No, it wasn’t the Iron Bowl, it was the Super Bowl. As a young employee without a lot of experience on the line crew, he quickly realized the importance of teamwork. With the game a few days away, he worked closely with the lead lineman, setting poles and stringing wire. After several days, he made it back home in time to see his Los Angeles Rams win Super Bowl XXXIV in Atlanta.
Over the past 21 years, Smith moved through several positions to his current role of field service representative in the Montgomery Business Office. The former apprentice lineman is the face of the company to his local residential customers.
“Alabama Power has been a wonderful company for me and my family over the years,” said Smith. “It really is my family away from home.”
Smith spent time away from home in 2003 when his Army Reserve unit was called up to report to Huntsville. After training two months in Fort Benning, Georgia, they were sent to Afghanistan for a yearlong deployment during Operation Enduring Freedom.
In addition to serving his country, Smith gives back to his community. One of Smith’s many projects is the Montgomery Lions Club’s “Cycling for Sight,” a bike ride to benefit Community Foundation charities.

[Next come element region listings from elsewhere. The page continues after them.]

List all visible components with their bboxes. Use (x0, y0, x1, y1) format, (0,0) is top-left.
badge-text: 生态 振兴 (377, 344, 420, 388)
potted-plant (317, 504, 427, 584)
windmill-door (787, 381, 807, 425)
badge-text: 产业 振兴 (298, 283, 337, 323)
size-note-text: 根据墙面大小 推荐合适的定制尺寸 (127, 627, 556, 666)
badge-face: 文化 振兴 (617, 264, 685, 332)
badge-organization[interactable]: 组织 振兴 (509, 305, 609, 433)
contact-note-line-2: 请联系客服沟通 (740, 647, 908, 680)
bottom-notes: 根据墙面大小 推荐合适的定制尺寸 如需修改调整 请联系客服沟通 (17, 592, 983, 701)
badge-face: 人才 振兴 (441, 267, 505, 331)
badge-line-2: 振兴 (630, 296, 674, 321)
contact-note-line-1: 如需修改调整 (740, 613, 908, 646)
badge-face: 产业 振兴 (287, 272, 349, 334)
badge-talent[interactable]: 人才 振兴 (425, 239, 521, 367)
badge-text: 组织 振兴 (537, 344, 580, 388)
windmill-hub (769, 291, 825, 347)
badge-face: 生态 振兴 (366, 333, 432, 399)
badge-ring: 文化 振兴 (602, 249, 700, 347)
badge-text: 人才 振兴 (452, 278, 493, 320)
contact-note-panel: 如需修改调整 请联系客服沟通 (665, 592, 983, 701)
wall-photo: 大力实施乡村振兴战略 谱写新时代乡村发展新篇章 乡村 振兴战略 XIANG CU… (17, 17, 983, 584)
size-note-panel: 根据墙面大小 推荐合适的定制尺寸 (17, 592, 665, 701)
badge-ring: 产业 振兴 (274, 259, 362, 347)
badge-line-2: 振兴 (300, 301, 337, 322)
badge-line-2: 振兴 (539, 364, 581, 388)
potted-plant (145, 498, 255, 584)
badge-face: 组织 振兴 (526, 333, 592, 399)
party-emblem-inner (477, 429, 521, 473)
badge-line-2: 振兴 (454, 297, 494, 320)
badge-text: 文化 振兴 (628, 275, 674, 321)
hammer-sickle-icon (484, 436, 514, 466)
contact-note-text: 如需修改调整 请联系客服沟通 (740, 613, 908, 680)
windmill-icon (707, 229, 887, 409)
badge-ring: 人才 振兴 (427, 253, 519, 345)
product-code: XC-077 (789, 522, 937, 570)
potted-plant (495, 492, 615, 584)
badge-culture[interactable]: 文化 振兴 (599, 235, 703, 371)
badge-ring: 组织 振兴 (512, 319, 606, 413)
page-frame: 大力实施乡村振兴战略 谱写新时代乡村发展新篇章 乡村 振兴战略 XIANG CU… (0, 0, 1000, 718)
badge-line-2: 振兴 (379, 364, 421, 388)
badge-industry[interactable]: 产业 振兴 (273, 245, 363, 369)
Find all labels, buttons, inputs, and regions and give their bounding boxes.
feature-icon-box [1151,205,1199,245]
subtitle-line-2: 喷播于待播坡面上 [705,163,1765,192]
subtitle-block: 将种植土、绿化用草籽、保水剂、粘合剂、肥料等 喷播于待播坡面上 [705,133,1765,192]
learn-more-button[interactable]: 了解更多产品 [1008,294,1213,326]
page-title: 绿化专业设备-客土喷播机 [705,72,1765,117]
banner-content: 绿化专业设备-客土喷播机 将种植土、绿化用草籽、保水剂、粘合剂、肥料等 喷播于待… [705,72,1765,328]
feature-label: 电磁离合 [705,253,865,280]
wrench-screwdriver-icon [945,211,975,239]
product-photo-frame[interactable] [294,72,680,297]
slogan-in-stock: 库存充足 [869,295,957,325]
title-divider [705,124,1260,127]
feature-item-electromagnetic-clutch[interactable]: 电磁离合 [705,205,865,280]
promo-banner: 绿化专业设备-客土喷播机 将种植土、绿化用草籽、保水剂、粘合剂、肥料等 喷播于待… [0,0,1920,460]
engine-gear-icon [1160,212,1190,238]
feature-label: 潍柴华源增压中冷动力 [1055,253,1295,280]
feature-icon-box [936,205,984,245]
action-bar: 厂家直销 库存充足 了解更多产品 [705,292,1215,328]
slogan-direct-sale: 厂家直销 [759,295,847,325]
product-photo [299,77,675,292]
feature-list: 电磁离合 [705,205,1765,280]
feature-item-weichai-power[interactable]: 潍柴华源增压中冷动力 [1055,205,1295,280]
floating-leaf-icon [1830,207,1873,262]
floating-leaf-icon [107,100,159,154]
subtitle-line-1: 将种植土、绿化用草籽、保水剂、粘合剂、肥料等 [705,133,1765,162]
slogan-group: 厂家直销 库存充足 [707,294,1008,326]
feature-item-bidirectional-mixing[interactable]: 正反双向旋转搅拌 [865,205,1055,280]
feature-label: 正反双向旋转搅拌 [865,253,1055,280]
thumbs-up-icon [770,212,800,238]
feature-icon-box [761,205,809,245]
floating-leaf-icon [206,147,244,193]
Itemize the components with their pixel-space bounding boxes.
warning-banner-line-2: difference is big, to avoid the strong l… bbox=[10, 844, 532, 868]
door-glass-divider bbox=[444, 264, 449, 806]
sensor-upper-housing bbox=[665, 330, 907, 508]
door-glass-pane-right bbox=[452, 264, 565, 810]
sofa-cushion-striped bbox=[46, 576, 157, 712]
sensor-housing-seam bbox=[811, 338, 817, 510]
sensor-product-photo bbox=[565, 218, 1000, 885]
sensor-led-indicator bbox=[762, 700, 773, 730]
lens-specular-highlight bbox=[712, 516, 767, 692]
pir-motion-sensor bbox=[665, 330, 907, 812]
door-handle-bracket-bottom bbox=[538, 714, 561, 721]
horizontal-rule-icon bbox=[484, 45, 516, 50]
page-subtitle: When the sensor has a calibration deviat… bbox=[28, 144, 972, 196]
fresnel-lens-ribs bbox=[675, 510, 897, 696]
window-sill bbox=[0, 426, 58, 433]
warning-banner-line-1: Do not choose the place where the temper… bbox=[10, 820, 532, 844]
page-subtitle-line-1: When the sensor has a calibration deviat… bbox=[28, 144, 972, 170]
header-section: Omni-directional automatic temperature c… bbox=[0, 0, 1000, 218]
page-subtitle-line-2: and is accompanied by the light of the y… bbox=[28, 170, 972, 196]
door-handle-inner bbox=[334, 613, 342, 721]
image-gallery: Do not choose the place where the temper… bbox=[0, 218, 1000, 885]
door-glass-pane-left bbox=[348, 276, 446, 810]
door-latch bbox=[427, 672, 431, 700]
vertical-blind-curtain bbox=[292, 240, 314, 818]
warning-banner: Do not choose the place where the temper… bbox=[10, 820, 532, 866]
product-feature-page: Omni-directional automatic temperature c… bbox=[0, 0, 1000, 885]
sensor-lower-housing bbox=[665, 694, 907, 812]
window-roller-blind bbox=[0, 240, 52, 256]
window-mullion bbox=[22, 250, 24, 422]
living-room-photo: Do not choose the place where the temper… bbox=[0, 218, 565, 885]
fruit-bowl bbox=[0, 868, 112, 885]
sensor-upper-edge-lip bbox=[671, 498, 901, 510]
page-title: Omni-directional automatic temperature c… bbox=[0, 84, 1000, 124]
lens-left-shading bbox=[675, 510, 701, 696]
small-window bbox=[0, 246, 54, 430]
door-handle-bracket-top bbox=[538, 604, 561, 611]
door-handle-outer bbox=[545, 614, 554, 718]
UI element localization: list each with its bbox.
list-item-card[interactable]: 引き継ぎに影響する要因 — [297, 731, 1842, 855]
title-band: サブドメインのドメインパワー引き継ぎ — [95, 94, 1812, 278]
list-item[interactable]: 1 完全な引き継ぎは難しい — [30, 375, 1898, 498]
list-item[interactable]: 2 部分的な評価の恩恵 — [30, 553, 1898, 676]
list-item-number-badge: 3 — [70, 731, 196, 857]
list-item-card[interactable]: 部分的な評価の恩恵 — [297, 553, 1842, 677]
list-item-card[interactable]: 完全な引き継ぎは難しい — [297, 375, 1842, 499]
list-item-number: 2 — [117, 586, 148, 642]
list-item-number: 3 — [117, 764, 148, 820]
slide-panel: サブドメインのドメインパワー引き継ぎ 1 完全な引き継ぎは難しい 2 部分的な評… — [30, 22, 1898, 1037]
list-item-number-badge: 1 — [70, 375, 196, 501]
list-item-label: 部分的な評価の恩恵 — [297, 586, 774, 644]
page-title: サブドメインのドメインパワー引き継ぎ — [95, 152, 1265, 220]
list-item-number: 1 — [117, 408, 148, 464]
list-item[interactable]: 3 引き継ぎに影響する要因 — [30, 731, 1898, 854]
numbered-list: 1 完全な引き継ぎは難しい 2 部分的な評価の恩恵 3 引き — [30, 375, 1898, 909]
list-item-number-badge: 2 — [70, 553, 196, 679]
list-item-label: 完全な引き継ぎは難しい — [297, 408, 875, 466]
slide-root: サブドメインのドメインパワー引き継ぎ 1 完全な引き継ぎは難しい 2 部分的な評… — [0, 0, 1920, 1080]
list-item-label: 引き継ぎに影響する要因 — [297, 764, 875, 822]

“I’ve been blessed with a rewarding career for over two decades and consider it a blessing to give back to the community,” Smith said. “To be a volunteer, you need to have a heart for caring. I volunteer because I have a passion that is much deeper and greater than my own being.”
The charity ride commemorates Helen Keller, who long ago challenged Lions Club members to become “knights of the blind in the crusade against darkness.”
“Broderick is reliable and passionate,” said Cycling for Sight director Zack Camerio. “He is someone that you can always count on. Alabama Power’s rest stop was open for 10 hours in 100-plus-degree heat. He never took a break or complained. His entire team had smiles on their faces from start to finish.”
Smith also volunteers with the Alabama Power Service Organization (APSO), a nonprofit volunteer organization of Alabama Power employees and their families. In 2017, he was the first union member employee to become Southern Division APSO president. He has been an active volunteer with local blood drives, the Walk of Life for breast cancer awareness, the Boys and Girls Club and Read Across America.
“We know the people in our area, and we know their needs,” Smith said. “Community outreach is giving back to those who need your help.”
Alabama Power has more than 1,300 Transmission and Distribution employees who work to keep the lights on every day and hundreds of others supporting that mission. Though not all their titles are “lineman,” their work on the system helps to ensure that the lights stay on in Alabama.
Leading up to Alabama Lineman Appreciation Day in June, Alabama NewsCenter each week will spotlight line workers and their contributions to the company, and the role they play in elevating Alabama communities.